9eW1PC) and creates a new directory of the same name in the specified storage location. This directory is used to write all data that is generated by the experiment, including the used configuration, system metrics, status information and results. More specifically, it may look like this:
~/results ├── 9eW1PC │ ├── U6RTBBqSwK25/ │ │ ├── component.json │ │ ├── components.json │ │ ├── host.json │ │ ├── log.txt │ │ ├── state.json │ │ └── store.json │ ├── ... │ ├── host.json │ └── execution.json └── ...
While it is possible to read and navigate the folder manually, machinable provides an interface for efficient data retrieval that allows you to query the store like a database.
The storage interface is read-only, meaning it will never modify or remove data generated during the execution.
# Retrieving data
To load the experimental data from a store location, instantiate the
Storage interface and add the storage location.
from machinable import Storage storage = Storage() storage.add('~/results') # or shorter: storage = Storage('~/results')
machinable will index all directories of the storage and cache the data to enable reload-free fast access. If experiments are still running, machinable will reload information automatically.
To retrieve experiments, you can use the
find() method that returns an experiment based on their unique ID.
experiment = storage.find('K45al') >>> <Experiment (3K45al)>
The experiment object provides convenient access to the experiment's data.
To access the experiments components, use
experiment.components.
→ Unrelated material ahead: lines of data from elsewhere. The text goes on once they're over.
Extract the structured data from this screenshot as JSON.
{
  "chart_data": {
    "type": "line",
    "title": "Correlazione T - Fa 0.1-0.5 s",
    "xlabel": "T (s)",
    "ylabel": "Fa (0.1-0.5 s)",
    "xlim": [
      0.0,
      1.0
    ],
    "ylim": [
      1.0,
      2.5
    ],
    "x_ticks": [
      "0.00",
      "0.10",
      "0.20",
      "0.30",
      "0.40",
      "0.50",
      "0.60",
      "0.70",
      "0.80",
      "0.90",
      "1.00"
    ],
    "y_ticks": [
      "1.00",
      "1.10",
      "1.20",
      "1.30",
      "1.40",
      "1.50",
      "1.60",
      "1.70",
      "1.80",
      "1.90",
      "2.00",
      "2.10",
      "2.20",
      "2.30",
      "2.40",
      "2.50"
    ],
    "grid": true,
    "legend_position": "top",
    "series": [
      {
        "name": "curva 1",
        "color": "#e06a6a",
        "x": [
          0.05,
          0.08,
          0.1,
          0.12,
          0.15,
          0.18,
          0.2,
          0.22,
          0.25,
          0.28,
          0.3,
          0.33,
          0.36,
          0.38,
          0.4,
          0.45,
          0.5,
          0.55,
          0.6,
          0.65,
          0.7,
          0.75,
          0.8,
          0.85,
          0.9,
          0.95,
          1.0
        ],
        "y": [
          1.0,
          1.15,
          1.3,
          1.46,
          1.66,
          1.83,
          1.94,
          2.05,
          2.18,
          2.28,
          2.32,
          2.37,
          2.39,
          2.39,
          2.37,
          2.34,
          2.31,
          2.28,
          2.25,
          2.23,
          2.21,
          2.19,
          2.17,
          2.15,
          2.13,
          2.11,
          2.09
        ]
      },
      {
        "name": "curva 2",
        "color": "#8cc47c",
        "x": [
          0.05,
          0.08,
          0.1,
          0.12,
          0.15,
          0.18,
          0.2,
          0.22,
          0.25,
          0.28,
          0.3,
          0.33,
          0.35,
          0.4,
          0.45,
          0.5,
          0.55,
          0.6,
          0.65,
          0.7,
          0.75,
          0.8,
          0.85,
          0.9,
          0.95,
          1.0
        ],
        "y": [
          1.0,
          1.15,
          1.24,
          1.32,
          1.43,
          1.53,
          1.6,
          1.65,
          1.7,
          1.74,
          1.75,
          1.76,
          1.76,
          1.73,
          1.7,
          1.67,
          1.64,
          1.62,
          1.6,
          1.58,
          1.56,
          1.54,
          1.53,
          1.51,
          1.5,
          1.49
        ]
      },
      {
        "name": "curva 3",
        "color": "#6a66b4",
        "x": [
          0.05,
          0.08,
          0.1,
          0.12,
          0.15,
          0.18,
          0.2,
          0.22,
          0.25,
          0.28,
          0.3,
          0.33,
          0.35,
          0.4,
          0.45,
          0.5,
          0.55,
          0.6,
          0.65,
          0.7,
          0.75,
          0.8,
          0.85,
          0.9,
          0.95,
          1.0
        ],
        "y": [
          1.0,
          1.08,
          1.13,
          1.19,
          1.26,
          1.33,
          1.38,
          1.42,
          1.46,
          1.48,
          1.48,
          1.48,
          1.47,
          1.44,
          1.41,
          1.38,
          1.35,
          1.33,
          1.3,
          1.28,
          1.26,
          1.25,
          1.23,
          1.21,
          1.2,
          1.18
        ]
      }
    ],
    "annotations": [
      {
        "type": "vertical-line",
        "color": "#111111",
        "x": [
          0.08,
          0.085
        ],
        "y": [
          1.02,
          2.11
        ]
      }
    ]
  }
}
Note that the method returns a collection of component objects rather than a single object.
The collection interface forms a wrapper for working with the list of components and provides a wealth of manipulation operations. For example, we could select the components that have already finished executing:
experiment.components.filter(lambda x: x.is_finished()).first()
The collection reference documentation provides a comprehensive overview over available options.
In practice, the interfaces allow you to quickly retrieve the data that is needed to analyse the results. One of the key advantages when working with the storage abstraction is that it removes the overhead of thinking about how the data is actually being stored and read from the disk. Compared with manual result management, it can significantly reduce the effort to organize, retrieve and analyse results.